Изменить размер шрифта - +

Миссис Харрис никогда не покупала платья дороже, чем за пять фунтов. Эту сумму она и написала, поставив её напротив абсолютно фантастического числа, выраженного как 450£. Назови леди Дант цену фунтов так в пятьдесят-шестьдесят, вполне возможно, что миссис Харрис выбросила бы из головы мысль об этих прекрасных творениях, как из-за цены, которую она не была готова заплатить, так и из-за того, что это было бы платье другого класса.

Но самая невероятность суммы совершенно изменила дело. Скажите, какая сила заставляет женщину мечтать о шиншилловом манто, русских соболях, «Роллс-Ройсе», драгоценностях от Картье или Ван Клеффа и Арпелса, или о самых дорогих духах, ресторанах, о доме в самом дорогом районе и так далее? Сама недоступность и невероятность суммы делает эти вещи желанными для неё — свидетельством и гарантией драгоценности её женственности и её личности. Так и миссис Харрис чувствовала, что если бы у неё было платье настолько прекрасное, что оно будет стоить четыре с половиной сотни фунтов, ей было бы не о чем больше мечтать на этом свете.

Карандаш миссис Харрис забегал по бумаге.

Итак: она зарабатывает три шиллинга в час. Работает десять часов в день, шесть дней в неделю; в году — пятьдесят две недели. Миссис Харрис подперла щеку языком, и старательно перемножая цифры, вскоре высчитала, что её годовой заработок составляет четыреста шестьдесят фунтов, то есть в точности равен стоимости желанного платья, плюс дороги в Париж и обратно.

Затем, с той же энергией и решимостью миссис Харрис принялась за второй столбик цифр. Сюда вошли: квартплата, налоги, еда, лекарства, обувь и все прочие необходимые расходы, какие она только могла вспомнить. Третья часть работы — вычитание — была по-настоящему мучительной. Ей предстояли годы строгой экономии. Как минимум два года, а то и три, если только её не посетит ещё раз удача в лотерее или не обрушится дождь чаевых. Однако полученные цифры не пошатнули ни её уверенность, ни решительность.

— Оно будет моим, — заявила миссис Харрис.

Она уснула сразу, мирно, как девочка — а проснувшись поутру, ощутила не грусть, а волнение и решительность, словно путешественник перед долгим и удивительным приключением.
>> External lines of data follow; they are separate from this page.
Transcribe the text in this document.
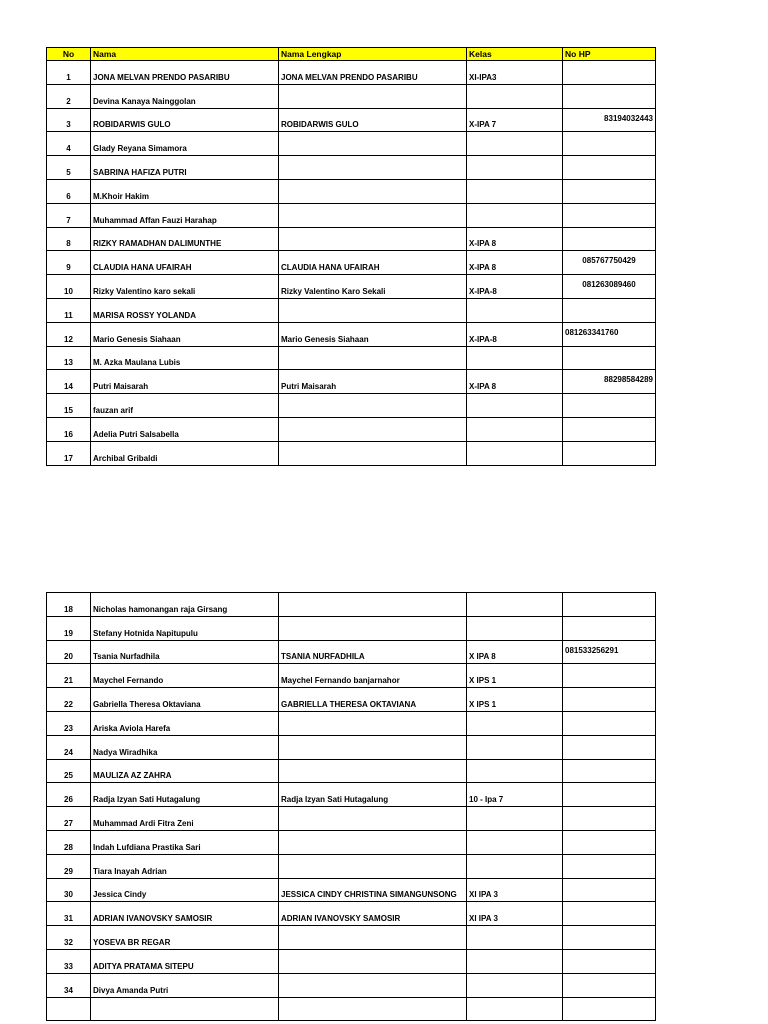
No	Nama	Nama Lengkap	Kelas	No HP
1	JONA MELVAN PRENDO PASARIBU	JONA MELVAN PRENDO PASARIBU	XI-IPA3	
2	Devina Kanaya Nainggolan			
3	ROBIDARWIS GULO	ROBIDARWIS GULO	X-IPA 7	83194032443
4	Glady Reyana Simamora			
5	SABRINA HAFIZA PUTRI			
6	M.Khoir Hakim			
7	Muhammad Affan Fauzi Harahap			
8	RIZKY RAMADHAN DALIMUNTHE		X-IPA 8	
9	CLAUDIA HANA UFAIRAH	CLAUDIA HANA UFAIRAH	X-IPA 8	085767750429
10	Rizky Valentino karo sekali	Rizky Valentino Karo Sekali	X-IPA-8	081263089460
11	MARISA ROSSY YOLANDA			
12	Mario Genesis Siahaan	Mario Genesis Siahaan	X-IPA-8	081263341760
13	M. Azka Maulana Lubis			
14	Putri Maisarah	Putri Maisarah	X-IPA 8	88298584289
15	fauzan arif			
16	Adelia Putri Salsabella			
17	Archibal Gribaldi			
18	Nicholas hamonangan raja Girsang			
19	Stefany Hotnida Napitupulu			
20	Tsania Nurfadhila	TSANIA NURFADHILA	X IPA 8	081533256291
21	Maychel Fernando	Maychel Fernando banjarnahor	X IPS 1	
22	Gabriella Theresa Oktaviana	GABRIELLA THERESA OKTAVIANA	X IPS 1	
23	Ariska Aviola Harefa			
24	Nadya Wiradhika			
25	MAULIZA AZ ZAHRA			
26	Radja Izyan Sati Hutagalung	Radja Izyan Sati Hutagalung	10 - Ipa 7	
27	Muhammad Ardi Fitra Zeni			
28	Indah Lufdiana Prastika Sari			
29	Tiara Inayah Adrian			
30	Jessica Cindy	JESSICA CINDY CHRISTINA SIMANGUNSONG	XI IPA 3	
31	ADRIAN IVANOVSKY SAMOSIR	ADRIAN IVANOVSKY SAMOSIR	XI IPA 3	
32	YOSEVA BR REGAR			
33	ADITYA PRATAMA SITEPU			
34	Divya Amanda Putri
О своих намерениях миссис Харрис объявила на следующий день, вернее, вечер. Они с миссис Баттерфилд должны были пойти в кино (обычное еженедельное мероприятие); миссис Баттерфилд появилась в девятом часу, одетая по холодной погоде в пальто, и была поражена, обнаружив миссис Харрис на кухне, совершенно не готовую к походу и углубленную в изучение брошюрки под названием «ЗАРАБАТЫВАЙТЕ НА ДОМУ В СВОБОДНОЕ ВРЕМЯ».

— Мы опоздаем, милочка! — увещевающе воззвала она. Миссис Харрис виновато взглянула на подругу.

— Я не иду, — ответила она.

— Не идешь в кино?! — эхом отозвалась миссис Баттерфилд. — Но это ж Мэрилин Монро!

— Ничего не поделаешь. Я не могу идти. Я экономлю.

— Господи помилуй! — воскликнула миссис Баттерфилд, на которую время от времени тоже накатывалось желание экономить. — И на что ты копишь?

Миссис Харрис пришлось сглотнуть прежде, чем она сумела ответить:

— На… мое платье от Диора.

— Боже мой, ты все-таки спятила, милочка! По-моему, ты говорила, что платье это, чтоб ему пусто было, стоит четыреста пятьдесят монет!

— А у меня уже есть сто два фунта, семь шиллингов и девять с половиной пенсов, — напомнила миссис Харрис. — И я скоплю остальное.

Миссис Баттерфилд покачала головой, и её подбородки колыхнулись.

— Что у тебя точно есть, так это характер, — заметила она. Вот я бы так не смогла! Вот что, милочка, — пошли в кино; сегодня я плачу.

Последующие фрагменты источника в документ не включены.